Exam/ME114_exam_LASTNAME_FIRSTNAME.Rmd

---
title: "ME114 2015 Exam"
author: "Ken Benoit and Slava Mikhaylov"
output: html_document
---

**INSTRUCTIONS:** Answer **four** of the **five** questions.  If you answer five, we will base your grade on the best four of five.  Each of your four best questions is weighted equally in the determination of your overall grade.


### Question 1

Using the `Boston` dataset (`MASS` package), predict the per capita crime rate using the other variables in this data set.  In other words, per capita crime rate is the response, and the other variables are the predictors.

(a) For each predictor, fit a simple (single-variable) linear regression model to predict the response.  In which of the models is there a statistically significant association between the predictor and the response? 

(b) Fit a multiple regression model to predict the response using all of the predictors. Describe your results. For which predictors can we reject the null hypothesis $H_0 : \beta_j = 0$?
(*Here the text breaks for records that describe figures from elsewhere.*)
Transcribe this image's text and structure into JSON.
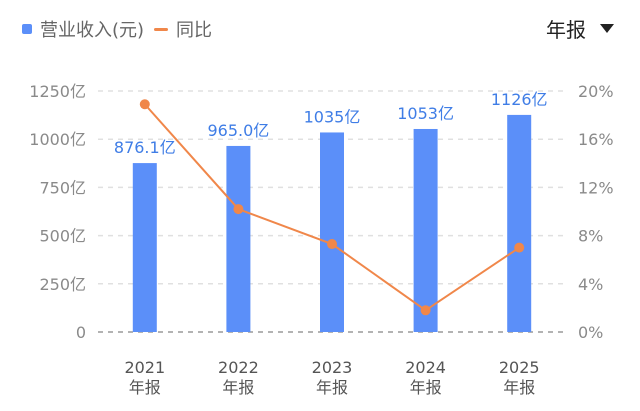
{
  "legend": {
    "bar_label": "营业收入(元)",
    "line_label": "同比"
  },
  "period_selector": {
    "label": "年报"
  },
  "colors": {
    "bar": "#5b8ff9",
    "line": "#f0874a",
    "grid": "#e0e0e0"
  },
  "chart_data": {
    "type": "bar",
    "categories": [
      "2021\n年报",
      "2022\n年报",
      "2023\n年报",
      "2024\n年报",
      "2025\n年报"
    ],
    "series": [
      {
        "name": "营业收入(元)",
        "type": "bar",
        "axis": "left",
        "values": [
          876.1,
          965.0,
          1035,
          1053,
          1126
        ],
        "labels": [
          "876.1亿",
          "965.0亿",
          "1035亿",
          "1053亿",
          "1126亿"
        ]
      },
      {
        "name": "同比",
        "type": "line",
        "axis": "right",
        "values": [
          18.9,
          10.2,
          7.3,
          1.8,
          7.0
        ]
      }
    ],
    "y_left": {
      "ylim": [
        0,
        1250
      ],
      "ticks": [
        0,
        250,
        500,
        750,
        1000,
        1250
      ],
      "tick_labels": [
        "0",
        "250亿",
        "500亿",
        "750亿",
        "1000亿",
        "1250亿"
      ]
    },
    "y_right": {
      "ylim": [
        0,
        20
      ],
      "ticks": [
        0,
        4,
        8,
        12,
        16,
        20
      ],
      "tick_labels": [
        "0%",
        "4%",
        "8%",
        "12%",
        "16%",
        "20%"
      ]
    },
    "grid": true,
    "legend_position": "top-left"
  }
}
(c) How do your results from (a) compare to your results from (b)? Create a plot displaying the univariate regression coefficients from (a) on the $x$-axis, and the multiple regression coefficients from (b) on the $y$-axis. That is, each predictor is displayed as a single point in the plot. Its coefficient in a simple linear regression model is shown on the $x$-axis, and its coefficient estimate in the multiple linear regression model is shown on the $y$-axis.  Hint: To get the coefficients from a fitted regression model, you can use `coef()`.  Note that you are not interested in the intercept.


### Question 2

Using the `Boston` data set, fit classification models in order to predict whether a given suburb has a crime rate above or below the median.  Produce a confusion matrix for, and describe the findings from your model, for each of:

a.  logistic regression
b.  kNN
c.  (**bonus**) Naive Bayes predictors of your outcome.  (Use the **e1071** package for this, following the example from class.)

**Note:** You do not have to split the data into test and training sets here.  Just predict on the training sample, which consists of the entire dataset.

### Question 3

(a) Give the standard error of the median for the `crim` variable from `data(Boston, package = "MASS")`.
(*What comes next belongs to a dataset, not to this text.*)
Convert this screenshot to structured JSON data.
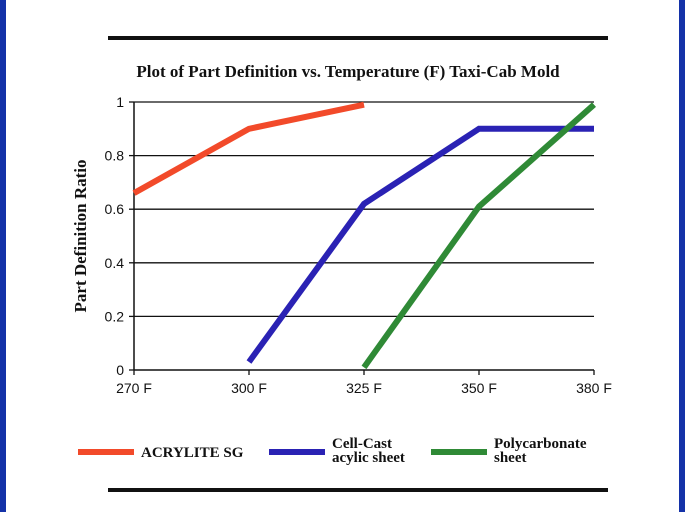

(b) Estimate a bootstrapped standard error for the coefficient of `medv` in a logistic regression model of the above/below median of crime binary variable from question 2, with `medv`, `indus`, `age`, `black`, and `ptratio` as predictors.  Compare this to the asymptotic standard error from the maximum likelihood estimation (reported by `summary.glm()`).


### Question 4

Using `quanteda`, construct an English language dictionary for "populism" for English, using the word patterns found in Appendix B of [Rooduijn, Matthijs, and Teun Pauwels. 2011. "Measuring Populism: Comparing Two Methods of Content Analysis."  *West European Politics* 34(6): 1272–83.](Exam/Populism_2011.pdf)

Use this dictionary to measure the relative amount of populism, as a total of all words in, the `ie2010Corpus` when these are grouped by political party.  Hint: You will need to make two dfm objects, one for all words, and one for the dictionary, and get a proportion.  Plot the proportions by party using a dotchart.

### Question 5

Here we will use kmeans clustering to see if we can produce groupings by party of the 1984 US House of Representatives, based on their voting records from 16 votes.  This data is the object `HouseVotes84` from the `mlbench` package.  Since this is stored as a list of factors, use the following code to transform it into a method that will work with the `kmeans()` function.
```{r}
data(HouseVotes84, package = "mlbench") 
HouseVotes84num <- as.data.frame(lapply(HouseVotes84[, -1], unclass))
HouseVotes84num[is.na(HouseVotes84num)] <- 0
set.seed(2)  # make sure you do this before step b below
```

a.  What does each line of that code snippet do, and why was this operation needed?  What is the `-1` indexing for?

b.  Perform a kmeans clustering on the votes only data, for 2 classes, after setting the seed to 2 as per above.  Construct a table comparing the actual membership of the Congressperson's party (you will find this as one of the variables in the `HouseVotes84` data) to the cluster assigned by the kmeans procedure.  Report the 
    i.   accuracy  
    ii.  precision  
    iii.  recall  

c.  Repeat b twice more to produce three more confusion matrix tables, comparing the results.  Are they the same?  If not, why not?